A consultation with UNFCCC (United Nations Framework Convention on Climate Change) members, delivery partners and the international climate community helped inform the decision, which was announced at the end of last week by the Bureau of the Conference of the Parties to the UNFCCC.
COP26 was originally set to take place in November 2020, but given the impact of COVID-19 on the UK and the world decided that it was no longer possible to hold “an ambitious, inclusive COP26”.
The move was broadly welcomed by the energy sector, with RenewableUK’s head of policy and regulation Rebecca Williams calling it “disappointing” but the “right decision”.
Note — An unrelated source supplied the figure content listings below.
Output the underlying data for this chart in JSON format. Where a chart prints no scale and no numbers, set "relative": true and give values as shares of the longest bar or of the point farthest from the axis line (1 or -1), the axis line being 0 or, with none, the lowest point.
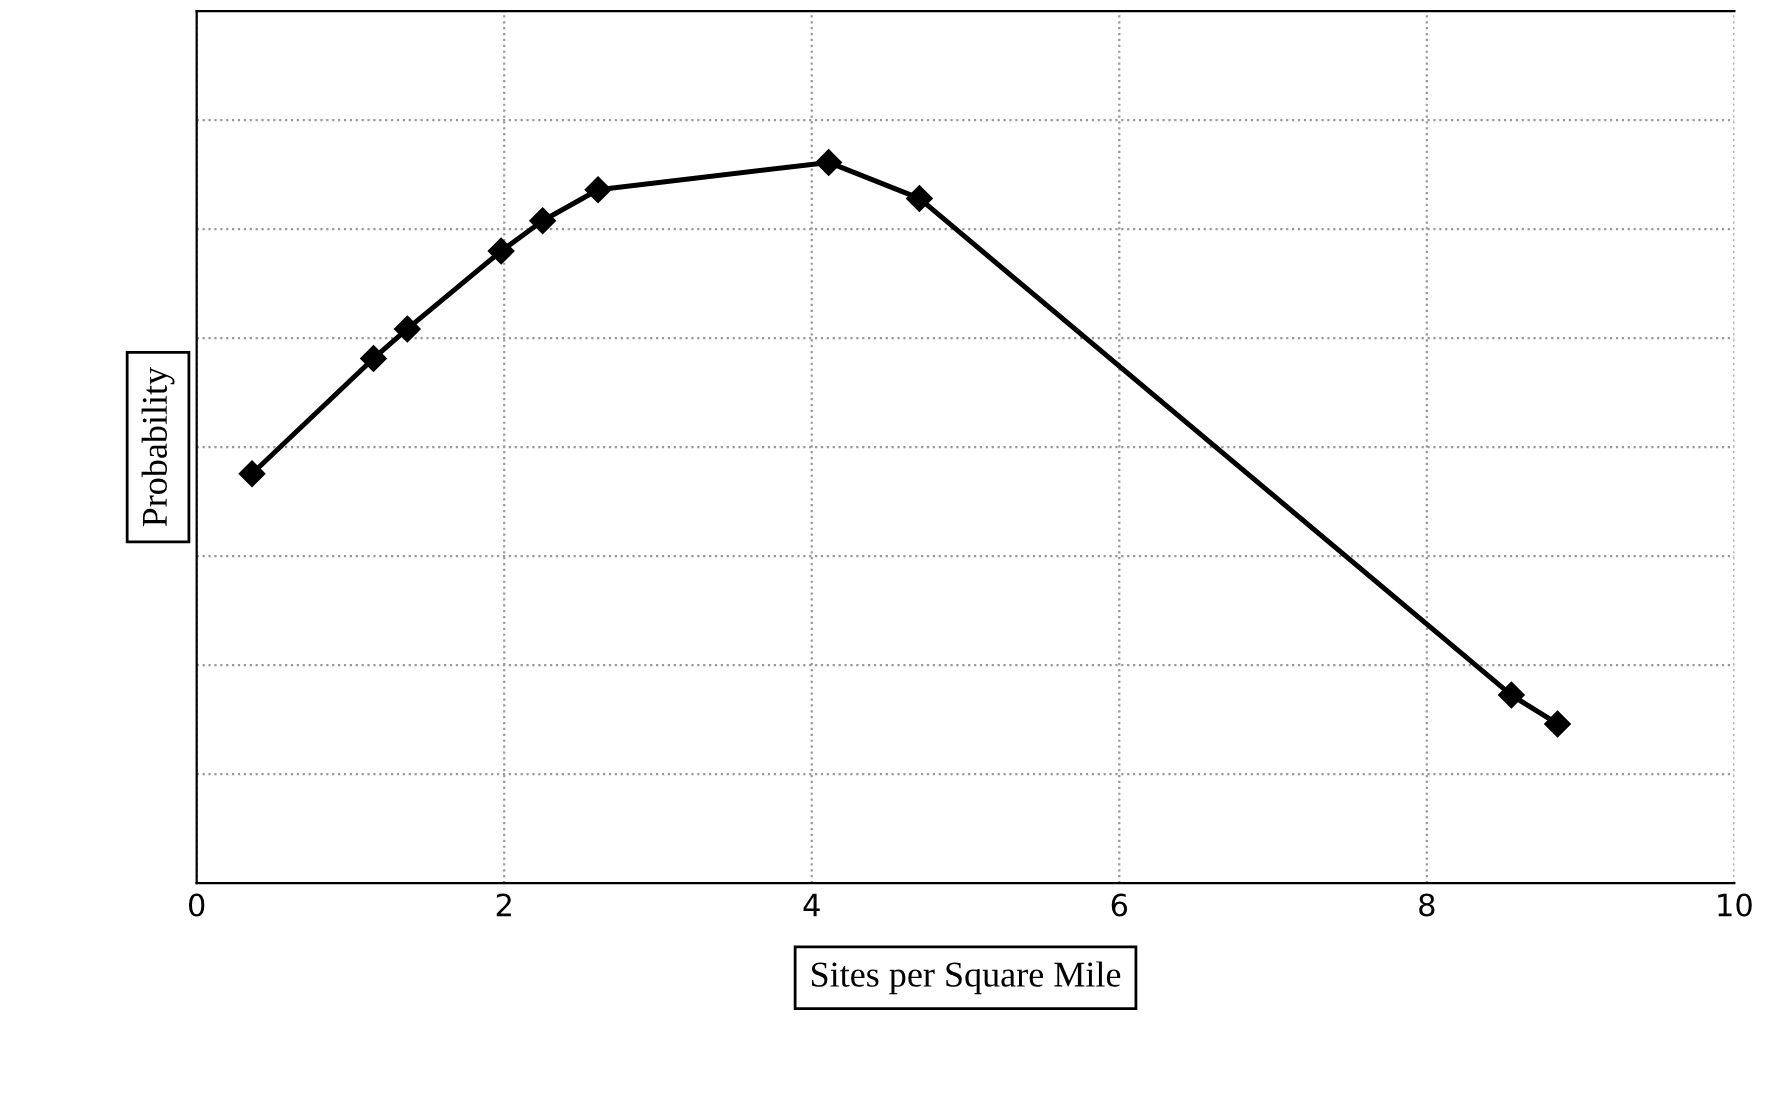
{
  "chart_data": {
    "type": "line",
    "relative": true,
    "xlabel": "Sites per Square Mile",
    "ylabel": "Probability",
    "x": [
      0.36,
      1.15,
      1.37,
      1.98,
      2.25,
      2.61,
      4.11,
      4.7,
      8.55,
      8.85
    ],
    "series": [
      {
        "color": "#000000",
        "values": [
          0.568,
          0.728,
          0.769,
          0.877,
          0.919,
          0.962,
          1,
          0.95,
          0.261,
          0.221
        ]
      }
    ],
    "xlim": [
      0,
      10
    ],
    "xticks": [
      0,
      2,
      4,
      6,
      8,
      10
    ],
    "grid": true,
    "marker": "diamond",
    "line_style": "solid",
    "tick_labels": "x"
  }
}
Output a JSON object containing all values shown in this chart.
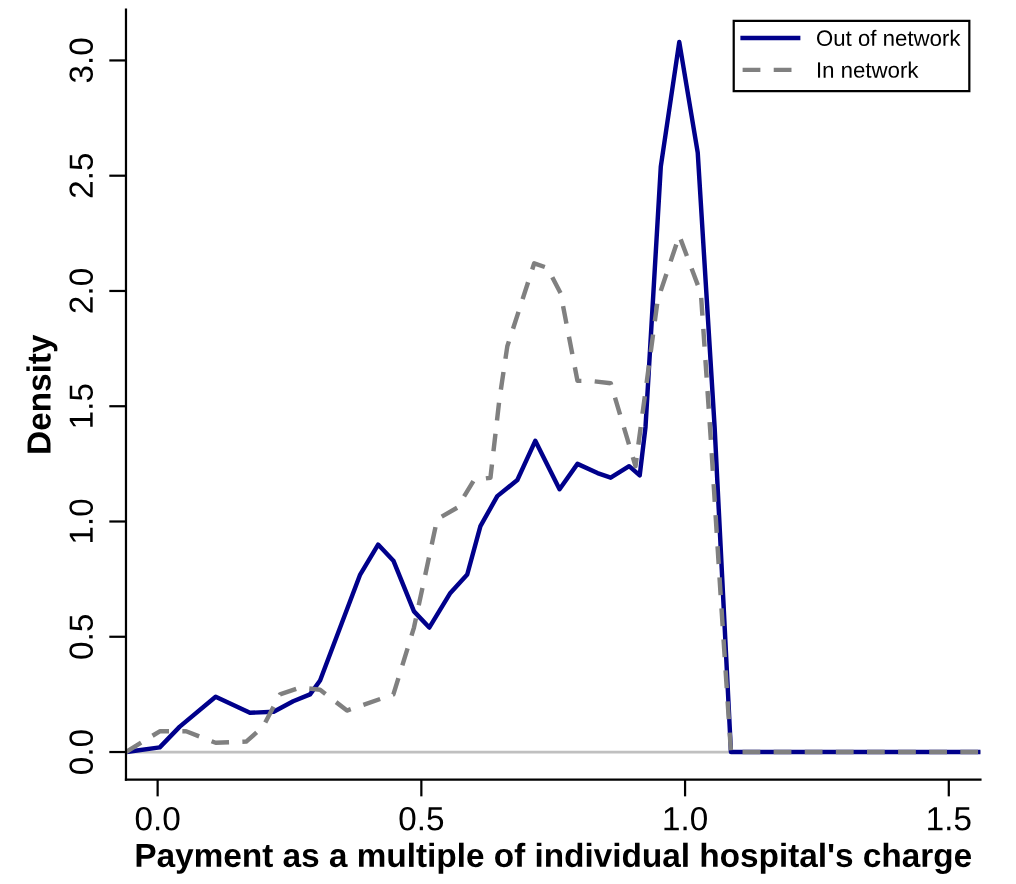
{
  "chart_data": {
    "type": "line",
    "xlabel": "Payment as a multiple of individual hospital's charge",
    "ylabel": "Density",
    "xlim": [
      -0.06,
      1.56
    ],
    "ylim": [
      -0.12,
      3.22
    ],
    "xticks": [
      {
        "value": 0,
        "label": "0.0"
      },
      {
        "value": 0.5,
        "label": "0.5"
      },
      {
        "value": 1,
        "label": "1.0"
      },
      {
        "value": 1.5,
        "label": "1.5"
      }
    ],
    "yticks": [
      {
        "value": 0,
        "label": "0.0"
      },
      {
        "value": 0.5,
        "label": "0.5"
      },
      {
        "value": 1,
        "label": "1.0"
      },
      {
        "value": 1.5,
        "label": "1.5"
      },
      {
        "value": 2,
        "label": "2.0"
      },
      {
        "value": 2.5,
        "label": "2.5"
      },
      {
        "value": 3,
        "label": "3.0"
      }
    ],
    "grid": false,
    "legend": "top right",
    "ref_lines": [
      {
        "axis": "y",
        "value": 0,
        "label": null,
        "color": "#c0c0c0",
        "line_style": "solid"
      }
    ],
    "series": [
      {
        "name": "Out of network",
        "color": "#00008b",
        "line_style": "solid",
        "x": [
          -0.06,
          0.004,
          0.042,
          0.11,
          0.175,
          0.22,
          0.257,
          0.289,
          0.308,
          0.346,
          0.384,
          0.418,
          0.447,
          0.486,
          0.515,
          0.555,
          0.587,
          0.612,
          0.644,
          0.682,
          0.716,
          0.762,
          0.796,
          0.834,
          0.859,
          0.894,
          0.914,
          0.925,
          0.954,
          0.989,
          1.024,
          1.056,
          1.087,
          1.56
        ],
        "values": [
          0,
          0.02,
          0.11,
          0.24,
          0.17,
          0.175,
          0.22,
          0.25,
          0.31,
          0.54,
          0.77,
          0.9,
          0.83,
          0.61,
          0.54,
          0.69,
          0.77,
          0.98,
          1.11,
          1.18,
          1.35,
          1.14,
          1.25,
          1.21,
          1.19,
          1.24,
          1.2,
          1.41,
          2.54,
          3.08,
          2.6,
          1.41,
          0,
          0
        ]
      },
      {
        "name": "In network",
        "color": "#808080",
        "line_style": "dashed",
        "x": [
          -0.06,
          0.004,
          0.054,
          0.11,
          0.168,
          0.2,
          0.232,
          0.27,
          0.308,
          0.359,
          0.447,
          0.486,
          0.53,
          0.568,
          0.6,
          0.631,
          0.648,
          0.663,
          0.714,
          0.739,
          0.764,
          0.796,
          0.821,
          0.859,
          0.906,
          0.948,
          0.989,
          1.03,
          1.049,
          1.068,
          1.087,
          1.56
        ],
        "values": [
          0,
          0.09,
          0.09,
          0.04,
          0.045,
          0.11,
          0.25,
          0.28,
          0.27,
          0.18,
          0.25,
          0.54,
          1.01,
          1.06,
          1.18,
          1.19,
          1.53,
          1.76,
          2.12,
          2.1,
          1.99,
          1.61,
          1.61,
          1.6,
          1.24,
          1.96,
          2.24,
          1.99,
          1.35,
          0.66,
          0,
          0
        ]
      }
    ]
  }
}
Similarly, the Energy Networks Association said that “safety must come first and this is an entirely understandable decision”, but added that “although COP-26 has been postponed, the UK must continue to maintain our relentless long-term focus on innovation and investment in low carbon network infrastructure that has seen the UK become a global superpower of renewable energy.”
This is a call that has been echoed throughout the pandemic, with the need to focus on a clean, green recovery clear.
COP26 president and energy secretary, Alok Sharma, said that while its right to focus on COVID-19 at the moment, we must “not lose sight of the huge challenges of climate change”.
“With the new dates for COP26 now agreed we are working with our international partners on an ambitious roadmap for global climate action between now and November 2021.
“The steps we take to rebuild our economies will have a profound impact on our societies’ future sustainability, resilience and wellbeing and COP26 can be a moment where the world unites behind a clean resilient recovery.”